Le Kamerun à la croisée des chemins

Par Jean-Emmanuel Mpouma

Le Kamerun se trouve aujourd’hui dans une situation que nous pouvons qualifier de pré-révolutionnaire. En effet, les contradictions internes du système semblent avoir atteint un niveau de développement tel qu’il devient de plus en plus évident pour tout observateur quelque peu sérieux, qu’il ne sera bientôt plus possible ni aux forces conservatrices de Monsieur Biya de gouverner le pays comme auparavant, ni aux masses populaires de continuer à accepter d’être dominées de cette manière.

Depuis la fin de la lutte armée dans les années 70, la vie politique a été marquée notamment par les secousses politiques de 1990, le hold-up électoral de 1992 puis, entre autres, la révolte dite de la faim en février 2008, au cours de laquelle des centaines de kamerunais ont été massacrés pour avoir voulu dénoncer le tripatouillage de la Constitution en vue de permettre une nouvelle candidature de Monsieur Biya à la magistrature suprême. Comme on devait s’y attendre, ces évènements ont été autant d’occasions, pour M. Biya d’affirmer aux yeux du monde entier, sa détermination à s’éterniser au pouvoir coûte que coûte. Durant toutes ces années, les masses se sont enfoncées toujours plus dans les affres de la pauvreté. Toute tentative d’exprimer leurs souffrances a été réprimée pour « subversion ». C’est notamment ce qu’illustre la répression barbare incessante qui s’est souvent soldée par l’arrestation et la torture de (com)patriotes, de journalistes, tandis que d’autres disparaissaient purement et simplement à l’instar de BIBI NGOTA et Jacques Tiwa...

Depuis lors, la vie politique de notre pays est rythmée par la mise en place d’une batterie de mesures destinées à museler le peuple et la presse. C’est ainsi qu’au moment où on assiste à des parades quasi-quotidiennes du RDPC (OFRDPC, OJRDPC, PRESBY et autre JACHABY..), l’opposition ne peut même plus tenir un simple meeting, encore moins organiser la commémoration des compatriotes morts pour la liberté, sans essuyer une répression barbare et des menaces de mort à peine voilées.

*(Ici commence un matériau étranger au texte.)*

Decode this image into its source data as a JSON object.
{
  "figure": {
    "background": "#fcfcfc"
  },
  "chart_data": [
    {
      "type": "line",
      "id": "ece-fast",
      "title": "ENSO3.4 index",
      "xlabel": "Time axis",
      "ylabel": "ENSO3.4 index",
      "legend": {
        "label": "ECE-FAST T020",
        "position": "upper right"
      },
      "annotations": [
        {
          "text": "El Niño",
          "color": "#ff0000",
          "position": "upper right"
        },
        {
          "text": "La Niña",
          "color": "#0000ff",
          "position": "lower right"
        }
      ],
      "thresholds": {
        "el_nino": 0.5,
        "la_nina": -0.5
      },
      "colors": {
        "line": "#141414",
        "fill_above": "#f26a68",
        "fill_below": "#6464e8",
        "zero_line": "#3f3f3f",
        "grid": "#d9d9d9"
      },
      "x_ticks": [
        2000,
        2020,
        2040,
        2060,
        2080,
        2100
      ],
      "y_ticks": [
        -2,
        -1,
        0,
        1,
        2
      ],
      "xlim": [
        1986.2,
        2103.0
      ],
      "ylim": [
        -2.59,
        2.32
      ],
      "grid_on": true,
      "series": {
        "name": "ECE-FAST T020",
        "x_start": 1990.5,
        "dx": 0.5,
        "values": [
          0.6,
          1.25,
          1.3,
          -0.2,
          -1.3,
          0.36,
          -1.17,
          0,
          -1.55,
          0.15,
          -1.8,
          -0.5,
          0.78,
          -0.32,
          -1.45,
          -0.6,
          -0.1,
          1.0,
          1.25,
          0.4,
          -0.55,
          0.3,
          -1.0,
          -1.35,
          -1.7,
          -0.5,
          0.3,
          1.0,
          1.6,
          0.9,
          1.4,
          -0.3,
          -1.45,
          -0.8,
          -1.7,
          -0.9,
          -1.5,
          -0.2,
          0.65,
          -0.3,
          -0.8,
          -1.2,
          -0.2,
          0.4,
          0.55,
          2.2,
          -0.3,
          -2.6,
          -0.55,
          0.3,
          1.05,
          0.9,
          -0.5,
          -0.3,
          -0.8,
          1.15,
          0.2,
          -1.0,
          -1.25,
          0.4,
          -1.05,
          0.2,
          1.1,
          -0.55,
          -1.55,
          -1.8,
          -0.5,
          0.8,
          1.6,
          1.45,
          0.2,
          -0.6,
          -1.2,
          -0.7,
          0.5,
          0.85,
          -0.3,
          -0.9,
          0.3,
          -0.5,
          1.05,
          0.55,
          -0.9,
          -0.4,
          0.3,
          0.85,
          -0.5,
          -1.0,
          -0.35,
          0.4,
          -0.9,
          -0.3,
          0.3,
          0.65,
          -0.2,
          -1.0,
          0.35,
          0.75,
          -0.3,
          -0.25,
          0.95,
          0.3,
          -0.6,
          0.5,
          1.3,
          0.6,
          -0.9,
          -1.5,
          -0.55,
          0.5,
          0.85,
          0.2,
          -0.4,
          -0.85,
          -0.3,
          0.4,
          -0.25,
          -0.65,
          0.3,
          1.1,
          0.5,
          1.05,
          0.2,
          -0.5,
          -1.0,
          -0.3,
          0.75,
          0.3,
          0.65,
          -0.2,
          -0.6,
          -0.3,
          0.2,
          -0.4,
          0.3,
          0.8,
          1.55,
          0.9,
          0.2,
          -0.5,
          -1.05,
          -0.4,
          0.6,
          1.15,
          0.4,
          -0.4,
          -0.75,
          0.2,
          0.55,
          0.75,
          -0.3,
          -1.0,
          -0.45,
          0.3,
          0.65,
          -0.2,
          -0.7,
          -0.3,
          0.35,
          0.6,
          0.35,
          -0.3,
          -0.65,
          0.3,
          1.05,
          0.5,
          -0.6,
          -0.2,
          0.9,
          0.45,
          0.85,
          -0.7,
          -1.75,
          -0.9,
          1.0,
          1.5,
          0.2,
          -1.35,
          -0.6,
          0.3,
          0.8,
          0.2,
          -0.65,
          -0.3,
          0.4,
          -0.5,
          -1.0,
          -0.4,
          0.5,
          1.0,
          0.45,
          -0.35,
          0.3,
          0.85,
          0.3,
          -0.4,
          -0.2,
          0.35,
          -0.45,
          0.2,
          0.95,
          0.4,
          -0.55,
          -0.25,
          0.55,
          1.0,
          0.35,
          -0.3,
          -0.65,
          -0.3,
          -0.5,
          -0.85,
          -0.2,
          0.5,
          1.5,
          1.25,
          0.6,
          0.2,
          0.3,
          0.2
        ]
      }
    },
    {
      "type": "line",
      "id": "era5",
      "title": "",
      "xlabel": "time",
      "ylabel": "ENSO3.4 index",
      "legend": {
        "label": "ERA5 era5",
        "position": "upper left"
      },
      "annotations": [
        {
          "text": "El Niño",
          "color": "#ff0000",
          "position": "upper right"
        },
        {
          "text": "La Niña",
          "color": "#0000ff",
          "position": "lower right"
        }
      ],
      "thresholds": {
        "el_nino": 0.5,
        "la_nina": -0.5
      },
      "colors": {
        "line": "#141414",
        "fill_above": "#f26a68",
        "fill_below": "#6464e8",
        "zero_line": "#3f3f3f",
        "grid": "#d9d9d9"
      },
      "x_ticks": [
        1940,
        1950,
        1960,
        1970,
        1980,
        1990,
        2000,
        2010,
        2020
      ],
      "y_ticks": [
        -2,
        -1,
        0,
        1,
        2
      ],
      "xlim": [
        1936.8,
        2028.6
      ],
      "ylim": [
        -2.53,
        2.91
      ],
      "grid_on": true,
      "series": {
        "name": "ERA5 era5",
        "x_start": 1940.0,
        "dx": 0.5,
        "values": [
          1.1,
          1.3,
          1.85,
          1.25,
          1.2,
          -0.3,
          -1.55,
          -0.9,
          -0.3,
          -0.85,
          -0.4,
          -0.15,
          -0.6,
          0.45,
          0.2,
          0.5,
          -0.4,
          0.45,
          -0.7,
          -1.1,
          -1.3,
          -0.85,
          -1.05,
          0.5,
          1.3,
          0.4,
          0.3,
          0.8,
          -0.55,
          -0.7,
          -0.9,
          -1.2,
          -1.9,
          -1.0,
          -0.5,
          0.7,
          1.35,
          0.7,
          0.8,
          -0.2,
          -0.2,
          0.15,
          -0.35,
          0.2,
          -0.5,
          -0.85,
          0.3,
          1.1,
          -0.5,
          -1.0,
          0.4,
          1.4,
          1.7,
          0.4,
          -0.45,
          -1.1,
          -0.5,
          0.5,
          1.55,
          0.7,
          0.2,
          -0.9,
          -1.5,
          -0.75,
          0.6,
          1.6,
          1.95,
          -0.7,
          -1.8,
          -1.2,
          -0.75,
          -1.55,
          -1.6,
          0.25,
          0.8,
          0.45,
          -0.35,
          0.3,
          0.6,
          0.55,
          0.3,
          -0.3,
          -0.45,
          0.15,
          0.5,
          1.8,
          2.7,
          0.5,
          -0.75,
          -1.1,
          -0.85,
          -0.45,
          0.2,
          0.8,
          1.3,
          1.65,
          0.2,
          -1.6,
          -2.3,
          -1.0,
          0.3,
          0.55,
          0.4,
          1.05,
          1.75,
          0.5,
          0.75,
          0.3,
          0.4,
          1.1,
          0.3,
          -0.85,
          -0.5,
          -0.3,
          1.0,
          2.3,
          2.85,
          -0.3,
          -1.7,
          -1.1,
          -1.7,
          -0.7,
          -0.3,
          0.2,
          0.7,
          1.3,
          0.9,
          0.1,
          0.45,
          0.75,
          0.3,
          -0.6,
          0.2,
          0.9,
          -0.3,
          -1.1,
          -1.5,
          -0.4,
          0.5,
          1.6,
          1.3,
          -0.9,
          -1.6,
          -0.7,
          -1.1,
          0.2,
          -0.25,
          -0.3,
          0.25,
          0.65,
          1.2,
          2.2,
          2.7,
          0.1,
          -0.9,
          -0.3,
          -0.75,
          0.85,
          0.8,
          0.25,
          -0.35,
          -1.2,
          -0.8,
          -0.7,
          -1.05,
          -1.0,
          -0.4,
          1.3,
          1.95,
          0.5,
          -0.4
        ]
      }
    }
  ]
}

La pression des luttes populaires et parfois les « recommandations » de la « Communauté internationale » ont semblé, à certains moments, avoir convaincu M. Biya de la nécessité de s’engager dans la voie des réformes démocratiques. C’est dans cette démarche que devait s’inscrire la création de ONEL1, ONEL2 puis ELECAM.

Les évènements de la Tunisie et de l’Egypte et beaucoup plus proche de nous ceux de la Côte d’Ivoire, ont pu laissé croire un moment que le pouvoir RDPC en avait tiré les leçons.

Mais à entendre vociférer à longueur de journée, aussi bien les partisans de la « Majorité présidentielle » que leurs satellites de l’opposition institutionnelle, on ne peut que constater avec amertume que la myopie politique est l’une de leurs pires infirmités.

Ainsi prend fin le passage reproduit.